Savaşa karşı "Aydın ve Sanatçı Girişimi", basın duyurusunda bir konuya dikkat çekiyor:
"...Bizler, pasif birer tanık olmak istemiyoruz. Bizler kanlı suç ortakları olmak istemiyoruz. Bizler yaşadığımız çağın sanıkları olmak istemiyoruz. Ülkeyi yönetenlere sesleniyoruz: Bizim onurumuzu, yaşama hakkımızı, geleceğimizi pazarlık konusu yapmaya hiçbirinizin hakkı yok. Ülkemizi ABD'nin fiili işgaline dönüştürecek, asker ve silah deposu yapacak adımlardan uzak durun...
"...bizler Irak ve ABD dahil, dünyanın bütün coğrafyalarında barış istiyoruz: İnsanların gerçekten özgür, eşit, adil ve onuruyla yaşadıkları bir dünya istiyoruz. Bunun için hepimiz Iraklıyız, Afganız, Filistinliyiz..."
Dünya Sağlık Örgütü, "ABD'nin Irak'a saldırısıyla yarım milyon insanın ölebileceğini, 900 bin insanın yurdundan yuvasından olacağını, 10 milyon kişinin de açlık tehlikesiyle karşı karşıya kalacağını" açıklıyor.
Fil dişi kulelerde
Türkiye'de yayınlanan yerel - ulusal, hemen hemen bütün sanat - edebiyat dergileri (ve sanal dergiler) bu konuda "namuslu aydın" tavrı takınır, savaşa karşı çıkarken, bazı "sanat" derneklerinin yayın organlarında çıt yok. Oysa bu dernek üyelerinin büyük çoğunluğu savaşa karşı çıkmaktadır. Fildişi saraylarında oturanlardan, barış eylemlerine katılanlarına kadar.
Bu insanlar, savaş yanlısı "tavırsızlar" olarak anılmak ve yıllarca alınlarında bu lekeyle dolaşmak istemiyorlarsa; yüksek sesle savaşa hayır demelidirler.
Sanat bir insan edimidir. İnsana güzellikler sunar. Savaş ise insanın imhasını amaçlar. Sanatçı savaşa karşı çıkışını yüksek sesle söylemelidir. Bu önce insan, sonra da sanatçı olmanın koşullarından biridir.
Sanata bakmak
Kimi politikacı ve işadamının, savaşın kapısında "kaç koyar, kaç alırız" hesapları yaptığı bu günlerde, sanatçıların sessiz kalması, en hafif deyimle onursuzluktur.

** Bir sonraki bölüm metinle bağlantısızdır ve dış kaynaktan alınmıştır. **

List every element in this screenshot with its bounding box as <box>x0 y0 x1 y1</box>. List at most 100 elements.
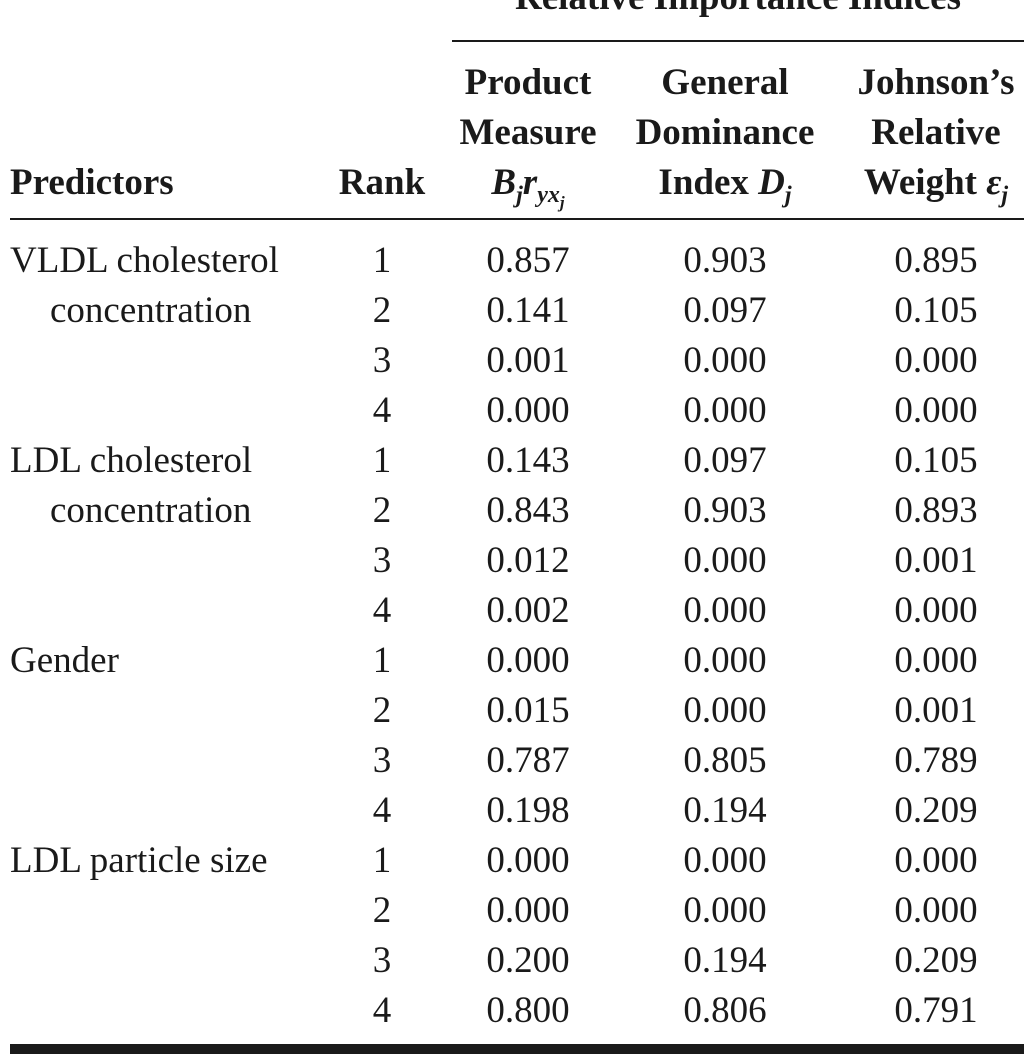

Savaşın yıkımlarını görmek için sözgelimi, Bertolt Brecht'i, Tolstoy'u, Hemingvay'i, Remarque'u yeniden okumakta, Goya'nın "savaşın yıkımları" adlı resim serisine, Picasso'nun "La Guernica" adlı çalışmasına yeniden bakmakta yarar var.
Sanat bir yanılsamadır ama hayatı daha gerçek kavramamızı sağlar.
Savaş kapıya dayandı. Sesinizi çıkarın. Yarın çok geç olabilir.